Blues Point is a harbourside locality of North Sydney, Australia. Named after local mariner Billy Blue in the 19th century, Blues Point is at the very southern tip of the McMahons Point peninsula and has views of Sydney Harbour. The locality, within North Sydney Council, is home to the Blues Point Tower, a controversial residential tower designed by Harry Seidler. Since 2005, under the dual naming policy Blues Point has also been referred to by its indigenous name, Warungareeyuh. Blues Point is also used as a vantage point for Sydney New Year's Eve celebration.

==History==
Blues Point was named after Billy Blue, a convict who arrived in Sydney on the Minorca on 14 December 1801, transported for stealing a bag of sugar. Physically imposing, he was described as a "strapping Jamaican Negro 'a very Hercules in proportion' with a bright eye and a jocular wit". He claimed to have served with the British Army in the American War of Independence. When he arrived in 1801 he only had two years of his sentence left and he was soon working on the harbour with boats and selling oysters. His friendly manner and humorous conversation made him popular and he became a notable local character.

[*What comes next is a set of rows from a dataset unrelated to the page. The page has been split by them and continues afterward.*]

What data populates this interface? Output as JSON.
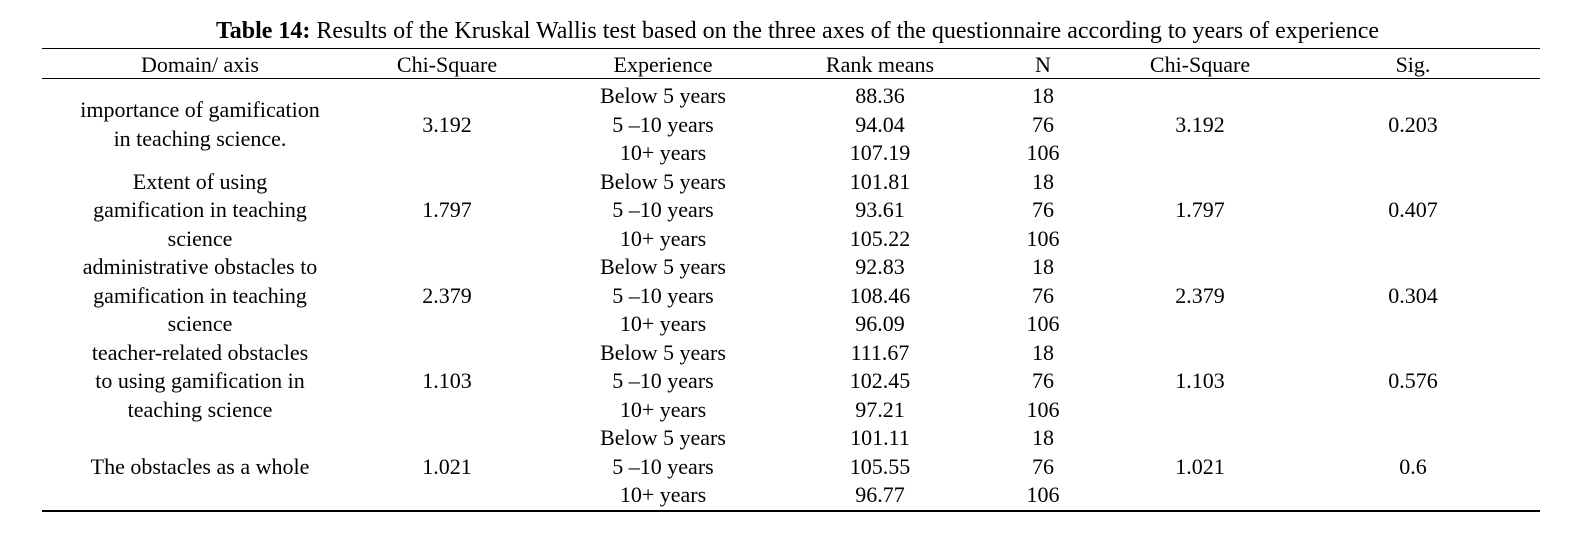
{
  "title": {
    "label": "Table 14:",
    "text": "Results of the Kruskal Wallis test based on the three axes of the questionnaire according to years of experience"
  },
  "table": {
    "header": [
      "Domain/ axis",
      "Chi-Square",
      "Experience",
      "Rank means",
      "N",
      "Chi-Square",
      "Sig."
    ],
    "rows": [
      {
        "domain": [
          "importance of gamification",
          "in teaching science."
        ],
        "chi_square": "3.192",
        "experience": [
          "Below 5 years",
          "5 –10 years",
          "10+ years"
        ],
        "rank_means": [
          "88.36",
          "94.04",
          "107.19"
        ],
        "n": [
          "18",
          "76",
          "106"
        ],
        "chi_square_2": "3.192",
        "sig": "0.203"
      },
      {
        "domain": [
          "Extent of using",
          "gamification in teaching",
          "science"
        ],
        "chi_square": "1.797",
        "experience": [
          "Below 5 years",
          "5 –10 years",
          "10+ years"
        ],
        "rank_means": [
          "101.81",
          "93.61",
          "105.22"
        ],
        "n": [
          "18",
          "76",
          "106"
        ],
        "chi_square_2": "1.797",
        "sig": "0.407"
      },
      {
        "domain": [
          "administrative obstacles to",
          "gamification in teaching",
          "science"
        ],
        "chi_square": "2.379",
        "experience": [
          "Below 5 years",
          "5 –10 years",
          "10+ years"
        ],
        "rank_means": [
          "92.83",
          "108.46",
          "96.09"
        ],
        "n": [
          "18",
          "76",
          "106"
        ],
        "chi_square_2": "2.379",
        "sig": "0.304"
      },
      {
        "domain": [
          "teacher-related obstacles",
          "to using gamification in",
          "teaching science"
        ],
        "chi_square": "1.103",
        "experience": [
          "Below 5 years",
          "5 –10 years",
          "10+ years"
        ],
        "rank_means": [
          "111.67",
          "102.45",
          "97.21"
        ],
        "n": [
          "18",
          "76",
          "106"
        ],
        "chi_square_2": "1.103",
        "sig": "0.576"
      },
      {
        "domain": [
          "The obstacles as a whole"
        ],
        "chi_square": "1.021",
        "experience": [
          "Below 5 years",
          "5 –10 years",
          "10+ years"
        ],
        "rank_means": [
          "101.11",
          "105.55",
          "96.77"
        ],
        "n": [
          "18",
          "76",
          "106"
        ],
        "chi_square_2": "1.021",
        "sig": "0.6"
      }
    ]
  }
}
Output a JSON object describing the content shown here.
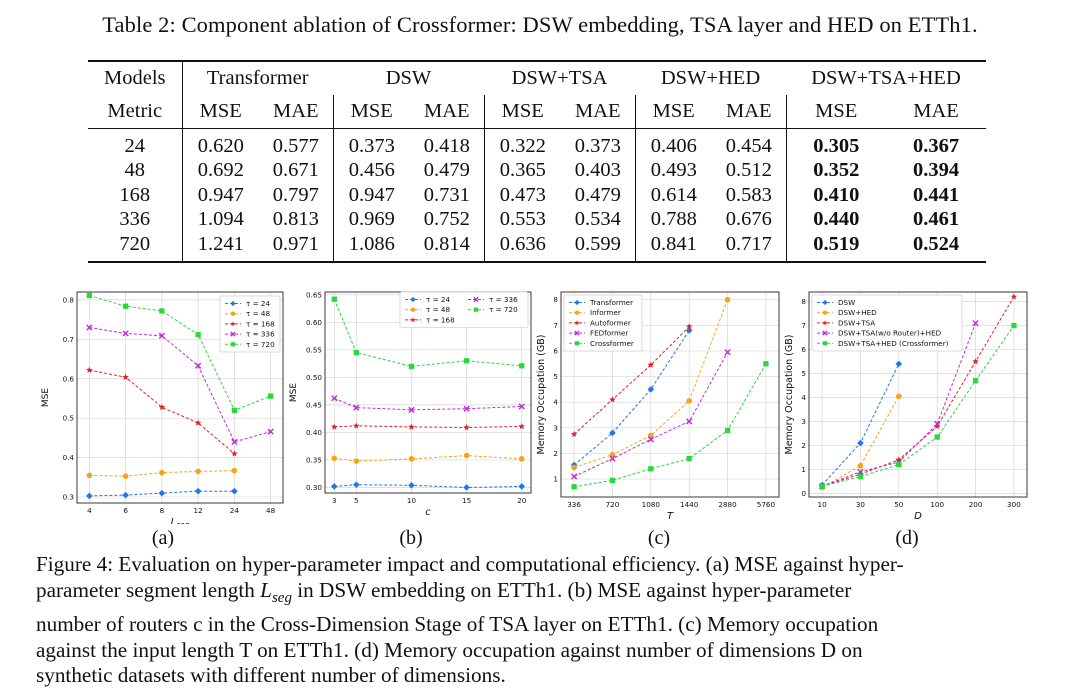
{
  "table": {
    "caption": "Table 2: Component ablation of Crossformer: DSW embedding, TSA layer and HED on ETTh1.",
    "models_label": "Models",
    "metric_label": "Metric",
    "groups": [
      "Transformer",
      "DSW",
      "DSW+TSA",
      "DSW+HED",
      "DSW+TSA+HED"
    ],
    "metrics": [
      "MSE",
      "MAE"
    ],
    "rows": [
      {
        "horizon": "24",
        "values": [
          "0.620",
          "0.577",
          "0.373",
          "0.418",
          "0.322",
          "0.373",
          "0.406",
          "0.454",
          "0.305",
          "0.367"
        ]
      },
      {
        "horizon": "48",
        "values": [
          "0.692",
          "0.671",
          "0.456",
          "0.479",
          "0.365",
          "0.403",
          "0.493",
          "0.512",
          "0.352",
          "0.394"
        ]
      },
      {
        "horizon": "168",
        "values": [
          "0.947",
          "0.797",
          "0.947",
          "0.731",
          "0.473",
          "0.479",
          "0.614",
          "0.583",
          "0.410",
          "0.441"
        ]
      },
      {
        "horizon": "336",
        "values": [
          "1.094",
          "0.813",
          "0.969",
          "0.752",
          "0.553",
          "0.534",
          "0.788",
          "0.676",
          "0.440",
          "0.461"
        ]
      },
      {
        "horizon": "720",
        "values": [
          "1.241",
          "0.971",
          "1.086",
          "0.814",
          "0.636",
          "0.599",
          "0.841",
          "0.717",
          "0.519",
          "0.524"
        ]
      }
    ]
  },
  "colors": {
    "blue": "#1f77e8",
    "orange": "#f5a31a",
    "red": "#e4202a",
    "magenta": "#c22ad6",
    "green": "#27d93a"
  },
  "chart_data": [
    {
      "type": "line",
      "sub_label": "(a)",
      "xlabel": "L_seg",
      "ylabel": "MSE",
      "categories": [
        "4",
        "6",
        "8",
        "12",
        "24",
        "48"
      ],
      "ylim": [
        0.285,
        0.82
      ],
      "yticks": [
        0.3,
        0.4,
        0.5,
        0.6,
        0.7,
        0.8
      ],
      "ytick_labels": [
        "0.3",
        "0.4",
        "0.5",
        "0.6",
        "0.7",
        "0.8"
      ],
      "legend": "top-right",
      "grid": true,
      "xpos": [
        0,
        1,
        2,
        3,
        4,
        5
      ],
      "series": [
        {
          "name": "τ = 24",
          "marker": "diamond",
          "values": [
            0.303,
            0.305,
            0.31,
            0.315,
            0.315,
            null
          ]
        },
        {
          "name": "τ = 48",
          "marker": "circle",
          "values": [
            0.355,
            0.353,
            0.362,
            0.365,
            0.367,
            null
          ]
        },
        {
          "name": "τ = 168",
          "marker": "star",
          "values": [
            0.622,
            0.604,
            0.528,
            0.488,
            0.41,
            null
          ]
        },
        {
          "name": "τ = 336",
          "marker": "x",
          "values": [
            0.73,
            0.715,
            0.709,
            0.633,
            0.44,
            0.466
          ]
        },
        {
          "name": "τ = 720",
          "marker": "square",
          "values": [
            0.811,
            0.784,
            0.772,
            0.712,
            0.52,
            0.556
          ]
        }
      ]
    },
    {
      "type": "line",
      "sub_label": "(b)",
      "xlabel": "c",
      "ylabel": "MSE",
      "categories": [
        "3",
        "5",
        "10",
        "15",
        "20"
      ],
      "ylim": [
        0.29,
        0.655
      ],
      "yticks": [
        0.3,
        0.35,
        0.4,
        0.45,
        0.5,
        0.55,
        0.6,
        0.65
      ],
      "ytick_labels": [
        "0.30",
        "0.35",
        "0.40",
        "0.45",
        "0.50",
        "0.55",
        "0.60",
        "0.65"
      ],
      "legend": "top-right",
      "grid": true,
      "xpos": [
        3,
        5,
        10,
        15,
        20
      ],
      "series": [
        {
          "name": "τ = 24",
          "marker": "diamond",
          "values": [
            0.302,
            0.305,
            0.304,
            0.3,
            0.302
          ]
        },
        {
          "name": "τ = 48",
          "marker": "circle",
          "values": [
            0.353,
            0.348,
            0.352,
            0.358,
            0.352
          ]
        },
        {
          "name": "τ = 168",
          "marker": "star",
          "values": [
            0.41,
            0.412,
            0.41,
            0.409,
            0.411
          ]
        },
        {
          "name": "τ = 336",
          "marker": "x",
          "values": [
            0.462,
            0.445,
            0.441,
            0.443,
            0.447
          ]
        },
        {
          "name": "τ = 720",
          "marker": "square",
          "values": [
            0.642,
            0.545,
            0.52,
            0.53,
            0.521
          ]
        }
      ]
    },
    {
      "type": "line",
      "sub_label": "(c)",
      "xlabel": "T",
      "ylabel": "Memory Occupation (GB)",
      "categories": [
        "336",
        "720",
        "1080",
        "1440",
        "2880",
        "5760"
      ],
      "ylim": [
        0.3,
        8.3
      ],
      "yticks": [
        1,
        2,
        3,
        4,
        5,
        6,
        7,
        8
      ],
      "ytick_labels": [
        "1",
        "2",
        "3",
        "4",
        "5",
        "6",
        "7",
        "8"
      ],
      "legend": "top-left",
      "grid": true,
      "xpos": [
        0,
        1,
        2,
        3,
        4,
        5
      ],
      "series": [
        {
          "name": "Transformer",
          "marker": "diamond",
          "values": [
            1.55,
            2.8,
            4.5,
            6.8,
            null,
            null
          ]
        },
        {
          "name": "Informer",
          "marker": "circle",
          "values": [
            1.45,
            1.95,
            2.7,
            4.05,
            8.0,
            null
          ]
        },
        {
          "name": "Autoformer",
          "marker": "star",
          "values": [
            2.75,
            4.1,
            5.45,
            6.95,
            null,
            null
          ]
        },
        {
          "name": "FEDformer",
          "marker": "x",
          "values": [
            1.1,
            1.8,
            2.55,
            3.25,
            5.95,
            null
          ]
        },
        {
          "name": "Crossformer",
          "marker": "square",
          "values": [
            0.7,
            0.95,
            1.4,
            1.8,
            2.9,
            5.5
          ]
        }
      ]
    },
    {
      "type": "line",
      "sub_label": "(d)",
      "xlabel": "D",
      "ylabel": "Memory Occupation (GB)",
      "categories": [
        "10",
        "30",
        "50",
        "100",
        "200",
        "300"
      ],
      "ylim": [
        -0.15,
        8.4
      ],
      "yticks": [
        0,
        1,
        2,
        3,
        4,
        5,
        6,
        7,
        8
      ],
      "ytick_labels": [
        "0",
        "1",
        "2",
        "3",
        "4",
        "5",
        "6",
        "7",
        "8"
      ],
      "legend": "top-left",
      "grid": true,
      "xpos": [
        0,
        1,
        2,
        3,
        4,
        5
      ],
      "series": [
        {
          "name": "DSW",
          "marker": "diamond",
          "values": [
            0.35,
            2.1,
            5.4,
            null,
            null,
            null
          ]
        },
        {
          "name": "DSW+HED",
          "marker": "circle",
          "values": [
            0.25,
            1.15,
            4.05,
            null,
            null,
            null
          ]
        },
        {
          "name": "DSW+TSA",
          "marker": "star",
          "values": [
            0.3,
            0.8,
            1.4,
            2.8,
            5.5,
            8.2
          ]
        },
        {
          "name": "DSW+TSA(w/o Router)+HED",
          "marker": "x",
          "values": [
            0.3,
            0.9,
            1.3,
            2.9,
            7.1,
            null
          ]
        },
        {
          "name": "DSW+TSA+HED (Crossformer)",
          "marker": "square",
          "values": [
            0.3,
            0.7,
            1.2,
            2.35,
            4.7,
            7.0
          ]
        }
      ]
    }
  ],
  "figure_caption": {
    "lines": [
      "Figure 4: Evaluation on hyper-parameter impact and computational efficiency. (a) MSE against hyper-",
      "parameter segment length L_seg in DSW embedding on ETTh1. (b) MSE against hyper-parameter",
      "number of routers c in the Cross-Dimension Stage of TSA layer on ETTh1. (c) Memory occupation",
      "against the input length T on ETTh1. (d) Memory occupation against number of dimensions D on",
      "synthetic datasets with different number of dimensions."
    ]
  }
}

He married English-born convict Elizabeth Williams in 1805, and in 1807, was the only person licensed to ply a ferry across the harbour. Governor Macquarie named him "The Old Commodore" and he ran his ferry dressed in a blue naval officers coat and top hat. His ferry service grew to a fleet of 11 vessels, and in 1817, Governor Macquarie granted Billy Blue 80 acre at what is now Blues Point. He died in 1834 at his North Sydney home.